As my wife and I chatted, I could hear a range of obscure Nat Cole, Tony Bennett, Jo Stafford, Ella Fitzgerald and others passing faintly through the speakers. At one point, my wife
asked if I was listening to her. I guess I had that glazed-over look. I said, "Hold on a minute." The best I could tell from what was playing, a singer who sounded remarkably like Dinah Washington in a good mood (Roulette Records?) was singing Getting to Know You from The King and I, backed by a nifty, early-1960s big-band arrangement.
When I returned home, I checked Miss "D's" discography. No entry for the song. Could it be who I thought it was, I wondered?
I took a shot at checking another singer's discography, and there it was: Nancy Wilson. She recorded the song in November 1962 on an album called Broadway My Way. Further exploration revealed that the band was arranged and conducted by Jimmy Jones and included Don Fagerquist on trumpet, Lew McCreary on trombone, Bill Perkins on tenor sax, Lou Levy on piano, John Gray on guitar and Kenny Dennis on drums.

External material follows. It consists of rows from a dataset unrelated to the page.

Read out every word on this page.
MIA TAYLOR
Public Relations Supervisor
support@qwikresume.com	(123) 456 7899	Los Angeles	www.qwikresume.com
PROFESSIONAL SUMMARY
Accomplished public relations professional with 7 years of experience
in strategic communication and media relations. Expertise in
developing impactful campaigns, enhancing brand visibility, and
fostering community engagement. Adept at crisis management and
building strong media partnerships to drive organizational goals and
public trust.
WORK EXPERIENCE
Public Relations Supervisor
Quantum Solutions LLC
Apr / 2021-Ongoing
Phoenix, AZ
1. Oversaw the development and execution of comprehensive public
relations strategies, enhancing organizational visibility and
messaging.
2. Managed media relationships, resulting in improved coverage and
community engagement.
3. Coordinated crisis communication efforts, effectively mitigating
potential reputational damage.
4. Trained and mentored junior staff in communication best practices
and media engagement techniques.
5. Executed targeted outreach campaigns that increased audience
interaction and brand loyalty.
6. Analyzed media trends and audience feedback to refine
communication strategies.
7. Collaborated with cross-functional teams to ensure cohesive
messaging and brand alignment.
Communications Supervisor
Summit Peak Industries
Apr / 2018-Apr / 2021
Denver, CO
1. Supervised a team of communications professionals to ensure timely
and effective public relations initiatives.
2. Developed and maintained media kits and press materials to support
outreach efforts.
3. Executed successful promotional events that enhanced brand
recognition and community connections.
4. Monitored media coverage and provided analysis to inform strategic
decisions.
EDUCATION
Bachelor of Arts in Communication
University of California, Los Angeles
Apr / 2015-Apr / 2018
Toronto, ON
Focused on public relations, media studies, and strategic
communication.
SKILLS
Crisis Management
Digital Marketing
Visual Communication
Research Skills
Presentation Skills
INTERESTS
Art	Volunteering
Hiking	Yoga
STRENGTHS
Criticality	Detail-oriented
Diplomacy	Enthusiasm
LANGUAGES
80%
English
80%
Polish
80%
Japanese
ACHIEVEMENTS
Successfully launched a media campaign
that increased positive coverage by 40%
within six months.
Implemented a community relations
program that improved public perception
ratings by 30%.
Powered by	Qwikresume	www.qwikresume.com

If you're interested, the track and album are at iTunes.
Meet the Beatles. I was reading Bob Spitz's excellent
biography, The Beatles, over the weekend and came across this passage about the Fab Four's first New York visit in February
1964:
"It was no better the night when the Beatles returned to Studio 50 for the live broadcast of The Ed Sullivan Show. This time the crowd outside had tripled in size, giving the
place the jacked-up feeling of a Broadway opening. There were flowers in the dressing room and visiting dignitaries, including Dizzy Gillespie, who was playing around the corner at Birdland and "just stopped by to get a look at them."